The password mechanism was also useful for collecting research data. Usage sessions were of two types: those authenticated with a PEAK password and those not. For unauthenticated sessions, the system recorded which IP addresses accessed which articles from which journal titles. When users employed their PEAK passwords, the system recorded which specific users accessed which articles. Uses that resulted in full-article accesses were also classified according to which product type was used to pay for access. Because we recorded all interface communications, we were able to measure complex "transactions". For example, if a user requesting an article (i.e., clicked on its link) was informed that the article was not available in the (traditional or generalized) subscription base, we could distinguish between whether the user chose to pay for the article on a per article basis or decided to forego access.

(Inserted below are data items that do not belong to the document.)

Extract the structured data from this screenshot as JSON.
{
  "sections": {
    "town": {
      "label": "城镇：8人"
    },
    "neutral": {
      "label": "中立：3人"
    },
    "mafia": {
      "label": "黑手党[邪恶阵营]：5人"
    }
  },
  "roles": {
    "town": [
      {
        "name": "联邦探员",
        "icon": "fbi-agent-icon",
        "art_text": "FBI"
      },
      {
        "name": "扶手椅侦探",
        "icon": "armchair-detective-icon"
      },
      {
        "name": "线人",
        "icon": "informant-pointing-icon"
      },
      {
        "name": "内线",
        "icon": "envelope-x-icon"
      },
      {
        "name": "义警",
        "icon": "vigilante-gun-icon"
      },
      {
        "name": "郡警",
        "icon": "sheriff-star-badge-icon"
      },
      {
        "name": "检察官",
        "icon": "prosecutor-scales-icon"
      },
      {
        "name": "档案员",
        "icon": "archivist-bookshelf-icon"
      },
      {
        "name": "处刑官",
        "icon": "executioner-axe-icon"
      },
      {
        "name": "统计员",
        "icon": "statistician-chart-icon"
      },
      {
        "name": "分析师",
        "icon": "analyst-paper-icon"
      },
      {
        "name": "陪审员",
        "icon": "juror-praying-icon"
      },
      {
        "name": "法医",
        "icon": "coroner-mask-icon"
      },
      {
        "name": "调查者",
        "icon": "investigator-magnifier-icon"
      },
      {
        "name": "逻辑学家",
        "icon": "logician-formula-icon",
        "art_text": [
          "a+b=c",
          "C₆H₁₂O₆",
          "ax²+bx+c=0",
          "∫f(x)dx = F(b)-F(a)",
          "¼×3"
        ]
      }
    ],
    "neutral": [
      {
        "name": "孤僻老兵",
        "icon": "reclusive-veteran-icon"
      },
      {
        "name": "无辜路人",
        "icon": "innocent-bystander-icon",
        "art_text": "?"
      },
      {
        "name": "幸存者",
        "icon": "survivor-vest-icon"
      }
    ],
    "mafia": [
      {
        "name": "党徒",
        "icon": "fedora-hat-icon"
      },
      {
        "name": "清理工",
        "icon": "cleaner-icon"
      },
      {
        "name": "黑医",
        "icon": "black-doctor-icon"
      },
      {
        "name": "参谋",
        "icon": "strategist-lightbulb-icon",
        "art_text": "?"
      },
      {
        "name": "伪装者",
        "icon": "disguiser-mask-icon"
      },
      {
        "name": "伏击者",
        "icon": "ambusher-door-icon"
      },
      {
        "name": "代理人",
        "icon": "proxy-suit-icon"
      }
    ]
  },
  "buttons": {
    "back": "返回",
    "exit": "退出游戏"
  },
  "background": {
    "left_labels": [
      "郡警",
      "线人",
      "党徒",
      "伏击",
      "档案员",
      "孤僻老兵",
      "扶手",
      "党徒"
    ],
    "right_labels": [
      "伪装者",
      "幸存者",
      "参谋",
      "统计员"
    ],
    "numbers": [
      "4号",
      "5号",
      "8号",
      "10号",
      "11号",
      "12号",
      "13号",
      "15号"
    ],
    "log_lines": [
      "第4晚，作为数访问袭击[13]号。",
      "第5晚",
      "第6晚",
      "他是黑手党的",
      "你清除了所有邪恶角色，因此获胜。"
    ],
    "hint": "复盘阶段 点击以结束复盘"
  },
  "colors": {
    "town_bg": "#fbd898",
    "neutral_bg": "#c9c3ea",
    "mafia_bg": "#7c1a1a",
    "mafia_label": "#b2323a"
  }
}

An important consideration for both the design and analysis of the experiment was the possibility of learning effects during the life of the project. If present, learning makes it more difficult to generalize results. We expected significant learning about the availability and use of the system due to the novelty of the offered products and the lack of user experience with electronic access to scholarly journals. To decrease the impact of learning effects, we worked with participating institutions to actively educate users about the products and pricing prior to implementing the service. Data were also collected for almost two years, which enabled us to isolate some of the learning effects.
To test institutional choices (whether to purchase traditional or generalized subscriptions, and how many), we needed participation from several institutions. Further, to explore the extent to which electronic access and various price systems would increase content usage, we needed a diverse group of potential (individual) users. Therefore, we marketed the project to a diverse group of institutions: four-year colleges, research universities, specialized research schools, and corporate research libraries. A large user community clearly improved the breadth of the data, but also introduced other complications. For example, user behavior might be conditioned by the characteristics of the participating institutions (such as characteristics of the institution's library system, availability of other electronic access products, institutional willingness to reimburse per-article purchases, etc.).